Regarding video specifically, there would be examples of the network (or specifically the CDN or service provider) knowing your device can’t handle HD video format. If it knew that, then the CDN wouldn’t send over an HD video format (which takes more bandwidth) since it wouldn’t make a difference. It would send over the video format that was best suited to your device. In other words, only send over the format that the subscriber can utilize – the subscriber gets the same experience, and bandwidth is saved or more accurately optimized on the network.
Also, it’s been widely reported that many videos viewed online aren’t viewed fully to the end of the video. So if the video is cached in the network, then whatever is cached and not viewed is bandwidth that is wasted. An example of network awareness would be whether the viewer is watching the video via WiFi, 3G, or 4G. If it is on 3G, then the provider should only send the video format that is compatible with the 3G network. Sending a full HD video format on a busy 3G network will simply result in a poor user experience.
In order to monetize on mobile video, service providers also must conduct Quality of Experience (QoE) analysis. Understanding what the subscriber is seeing versus what was originally sent is a key tool for service providers. For example, if a subscriber has a poor mobile video experience, it could be because of factors such as poor transcoding, poor caching, actual bandwidth issues or the wrong format being sent to a device. If a service provider or content delivery network knows exactly where the quality degraded, then service level agreements can be measured and the subscriber experience can be known instead of guessed. This ultimately allows service providers to monetize mobile video through tiered services or premium pricing models.

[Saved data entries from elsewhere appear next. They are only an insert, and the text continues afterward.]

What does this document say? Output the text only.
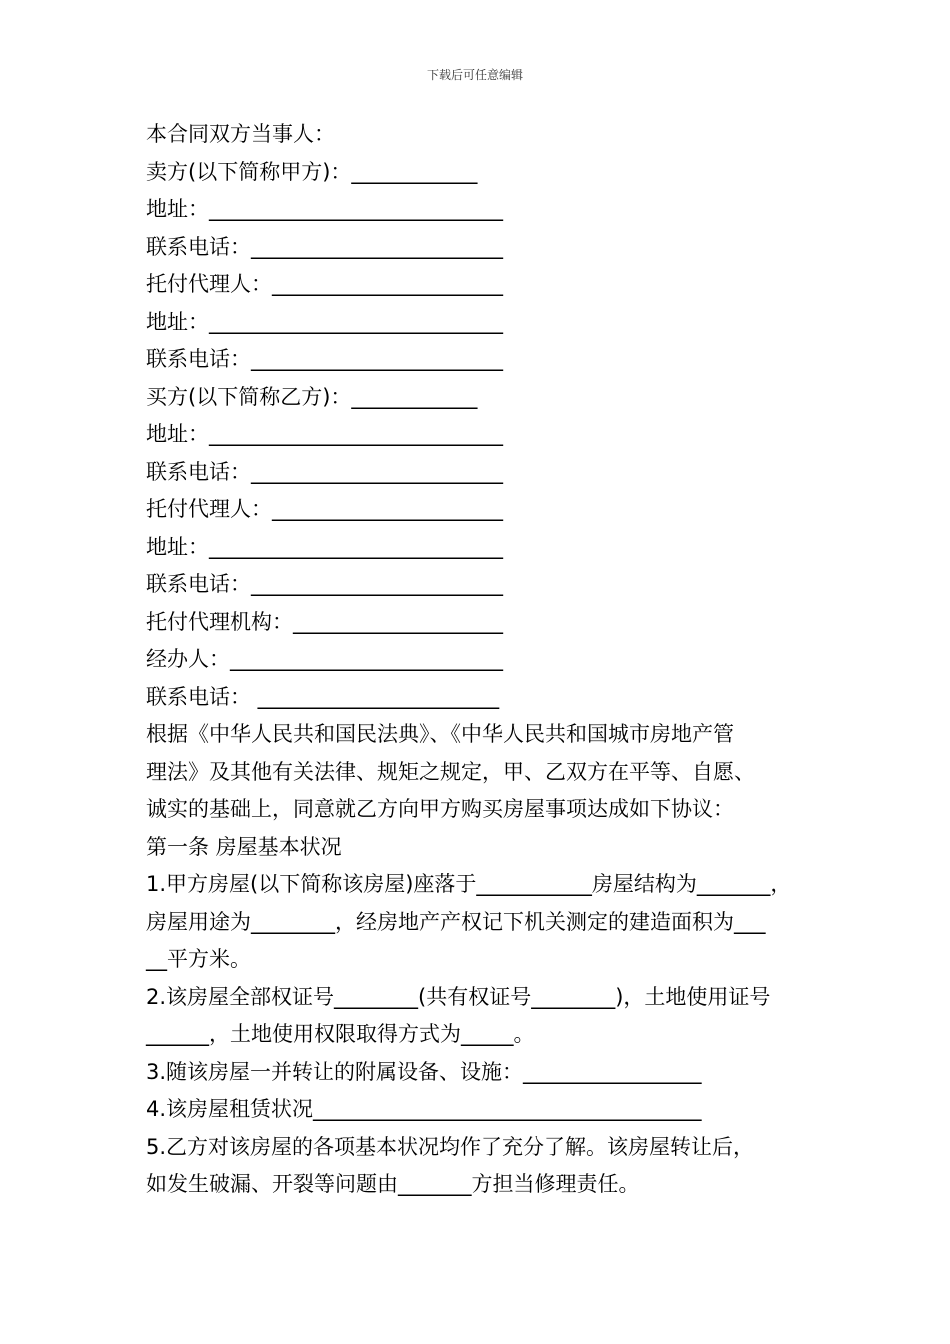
下载后可任意编辑
本合同双方当事人：
卖方(以下简称甲方)：____________
地址：____________________________
联系电话：________________________
托付代理人：______________________
地址：____________________________
联系电话：________________________
买方(以下简称乙方)：____________
地址：____________________________
联系电话：________________________
托付代理人：______________________
地址：____________________________
联系电话：________________________
托付代理机构：____________________
经办人：__________________________
联系电话： _______________________
根据《中华人民共和国民法典》、《中华人民共和国城市房地产管
理法》及其他有关法律、规矩之规定，甲、乙双方在平等、自愿、
诚实的基础上，同意就乙方向甲方购买房屋事项达成如下协议：
第一条 房屋基本状况
1.甲方房屋(以下简称该房屋)座落于___________房屋结构为_______，
房屋用途为________，经房地产产权记下机关测定的建造面积为___
__平方米。
2.该房屋全部权证号________(共有权证号________)，土地使用证号
______，土地使用权限取得方式为_____。
3.随该房屋一并转让的附属设备、设施：_________________
4.该房屋租赁状况_____________________________________
5.乙方对该房屋的各项基本状况均作了充分了解。该房屋转让后，
如发生破漏、开裂等问题由_______方担当修理责任。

Many of us have experienced real life QoE analysis in the form of answering a survey after viewing a video on-line or via a mobile device. However, the industry is getting more sophisticated now. There is network infrastructure and software now that can help measure the quality of what the subscriber is seeing.

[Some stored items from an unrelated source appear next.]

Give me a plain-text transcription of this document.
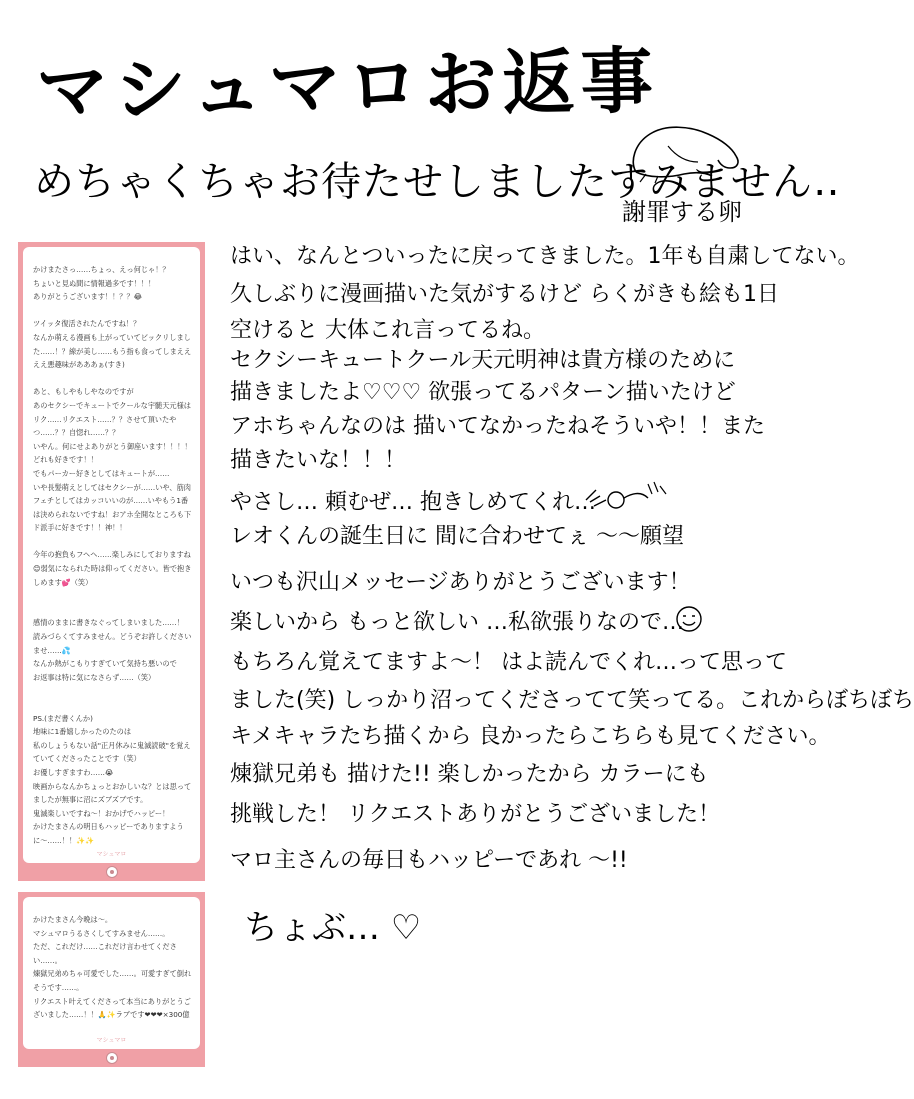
マシュマロお返事
めちゃくちゃお待たせしましたすみません‥
謝罪する卵
かけまたさっ……ちょっ、えっ何じゃ！？
ちょいと見ぬ間に情報過多です！！！
ありがとうございます！！？？😂

ツイッタ復活されたんですね！？
なんか萌える漫画も上がっていてビックリしました……！？線が美し……もう指も食ってしまええええ悪趣味があああぁ(すき)

あと、もしやもしやなのですが
あのセクシーでキュートでクールな宇髄天元様はリク……リクエスト……？？させて頂いたやつ……？？自惚れ……？？
いやん。何にせよありがとう御座います！！！！どれも好きです！！
でもパーカー好きとしてはキュートが……
いや長髪萌えとしてはセクシーが……いや、筋肉フェチとしてはカッコいいのが……いやもう1番は決められないですね！おアホ全開なところも下ド派手に好きです！！神！！

今年の抱負もフヘヘ……楽しみにしておりますね😊弱気になられた時は仰ってください。皆で抱きしめます💕（笑）

感情のままに書きなぐってしまいました……！
読みづらくてすみません。どうぞお許しくださいませ……💦
なんか熱がこもりすぎていて気持ち悪いので
お返事は特に気になさらず……（笑）

PS.(まだ書くんか)
地味に1番嬉しかったのたのは
私のしょうもない話"正月休みに鬼滅読破"を覚えていてくださったことです（笑）
お優しすぎますわ……😭
映画からなんかちょっとおかしいな？とは思ってましたが無事に沼にズブズブです。
鬼滅楽しいですね〜！おかげでハッピー！
かけたまさんの明日もハッピーでありますように〜……！！✨✨
マシュマロ
かけたまさん今晩は〜。
マシュマロうるさくしてすみません……。
ただ、これだけ……これだけ言わせてください……。
煉獄兄弟めちゃ可愛でした……。可愛すぎて倒れそうです……。
リクエスト叶えてくださって本当にありがとうございました……！！🙏✨ラブです❤❤❤×300億
マシュマロ
はい、なんとついったに戻ってきました。1年も自粛してない。
久しぶりに漫画描いた気がするけど らくがきも絵も1日
空けると 大体これ言ってるね。
セクシーキュートクール天元明神は貴方様のために
描きましたよ♡♡♡ 欲張ってるパターン描いたけど
アホちゃんなのは 描いてなかったねそういや！！また
描きたいな！！！
やさし… 頼むぜ… 抱きしめてくれ…
レオくんの誕生日に 間に合わせてぇ ～～願望
いつも沢山メッセージありがとうございます！
楽しいから もっと欲しい …私欲張りなので…
もちろん覚えてますよ～！ はよ読んでくれ…って思って
ました(笑) しっかり沼ってくださってて笑ってる。これからぼちぼち
キメキャラたち描くから 良かったらこちらも見てください。
煉獄兄弟も 描けた!! 楽しかったから カラーにも
挑戦した！ リクエストありがとうございました！
マロ主さんの毎日もハッピーであれ ～!!
ちょぶ… ♡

For instance, I spoke above about different video formats to different devices. If, say, a sports game is being distributed, then it might need to be sent out in 12 different formats (HD format, non-HD format, small screen, tablet size screen, Android device, iOS device, etc.). Maybe it’s even more than 12 formats, as you can easily see the different combinations would add up. Regardless, it would be nice to know if the transcoded/transrated/transsized video had near the same quality as the original before it was sent out. And then if the quality is not good enough compared to the original, it could be redone.
Another example would be measuring the original with what is being sent, somewhere at a node in the network. CDNs and service providers have SLAs. Measuring and help understanding where an issue is would help enforce SLAs as an example.

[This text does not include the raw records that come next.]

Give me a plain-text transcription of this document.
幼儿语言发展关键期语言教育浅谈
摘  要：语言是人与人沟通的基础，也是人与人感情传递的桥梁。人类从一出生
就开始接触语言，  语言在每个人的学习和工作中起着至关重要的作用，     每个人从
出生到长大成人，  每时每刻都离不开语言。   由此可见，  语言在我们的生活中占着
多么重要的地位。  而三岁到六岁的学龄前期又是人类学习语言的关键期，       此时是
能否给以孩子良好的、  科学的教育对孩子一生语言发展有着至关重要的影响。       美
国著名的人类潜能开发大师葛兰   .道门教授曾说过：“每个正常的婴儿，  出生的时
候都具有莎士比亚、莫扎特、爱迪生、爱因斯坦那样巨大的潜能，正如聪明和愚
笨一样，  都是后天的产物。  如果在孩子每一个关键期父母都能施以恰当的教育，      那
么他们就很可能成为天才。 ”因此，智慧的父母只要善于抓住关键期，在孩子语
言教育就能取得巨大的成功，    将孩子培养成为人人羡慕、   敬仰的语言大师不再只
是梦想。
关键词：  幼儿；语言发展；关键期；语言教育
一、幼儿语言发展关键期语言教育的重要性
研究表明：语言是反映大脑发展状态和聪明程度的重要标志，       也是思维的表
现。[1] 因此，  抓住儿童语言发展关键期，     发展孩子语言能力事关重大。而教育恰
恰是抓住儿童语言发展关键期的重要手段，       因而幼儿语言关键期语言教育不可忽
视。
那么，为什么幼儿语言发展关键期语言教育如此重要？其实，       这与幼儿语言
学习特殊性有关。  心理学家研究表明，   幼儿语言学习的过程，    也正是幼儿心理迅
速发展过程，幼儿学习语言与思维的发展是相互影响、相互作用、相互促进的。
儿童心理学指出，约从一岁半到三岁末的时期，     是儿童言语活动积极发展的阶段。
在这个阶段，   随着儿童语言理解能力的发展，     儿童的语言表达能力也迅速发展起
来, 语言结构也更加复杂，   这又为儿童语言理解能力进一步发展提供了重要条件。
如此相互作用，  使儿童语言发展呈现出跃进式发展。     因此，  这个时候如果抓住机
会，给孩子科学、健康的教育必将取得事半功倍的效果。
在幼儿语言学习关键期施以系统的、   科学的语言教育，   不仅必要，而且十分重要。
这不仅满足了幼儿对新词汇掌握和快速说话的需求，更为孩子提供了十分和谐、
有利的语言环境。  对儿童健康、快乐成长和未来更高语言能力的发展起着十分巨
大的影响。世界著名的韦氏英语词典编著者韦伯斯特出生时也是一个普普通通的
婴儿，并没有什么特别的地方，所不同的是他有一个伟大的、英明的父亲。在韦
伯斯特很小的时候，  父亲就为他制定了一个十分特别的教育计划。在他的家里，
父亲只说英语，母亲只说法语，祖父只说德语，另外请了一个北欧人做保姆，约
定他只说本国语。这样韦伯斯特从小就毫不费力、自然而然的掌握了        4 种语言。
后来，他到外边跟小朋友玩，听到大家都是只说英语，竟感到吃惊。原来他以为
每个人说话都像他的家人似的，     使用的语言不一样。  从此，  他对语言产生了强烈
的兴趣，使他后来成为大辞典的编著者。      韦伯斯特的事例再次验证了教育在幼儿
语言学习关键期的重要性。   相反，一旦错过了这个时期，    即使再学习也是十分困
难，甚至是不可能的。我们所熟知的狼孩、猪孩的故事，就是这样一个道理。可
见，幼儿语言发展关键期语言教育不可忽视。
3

Ultimately though, instead of filling out a form about your experience, the “network” might already know. And if the experience was not good, which could be from a variety of factors, then whoever you paid money to watch what you watched could be proactive with you about it. And that would be good customer service and you’d be apt to try it again.
There is no question that mobile video is not going away but only growing in demand, especially with smartphone devices surpassing feature phones this year. This presents an enormous opportunity for service providers to capitalize on mobile video services, particularly if they can offer high quality video services. The first step for providers will be to overcome the current obstacles: enabling their networks to handle the demand and then monetizing their services.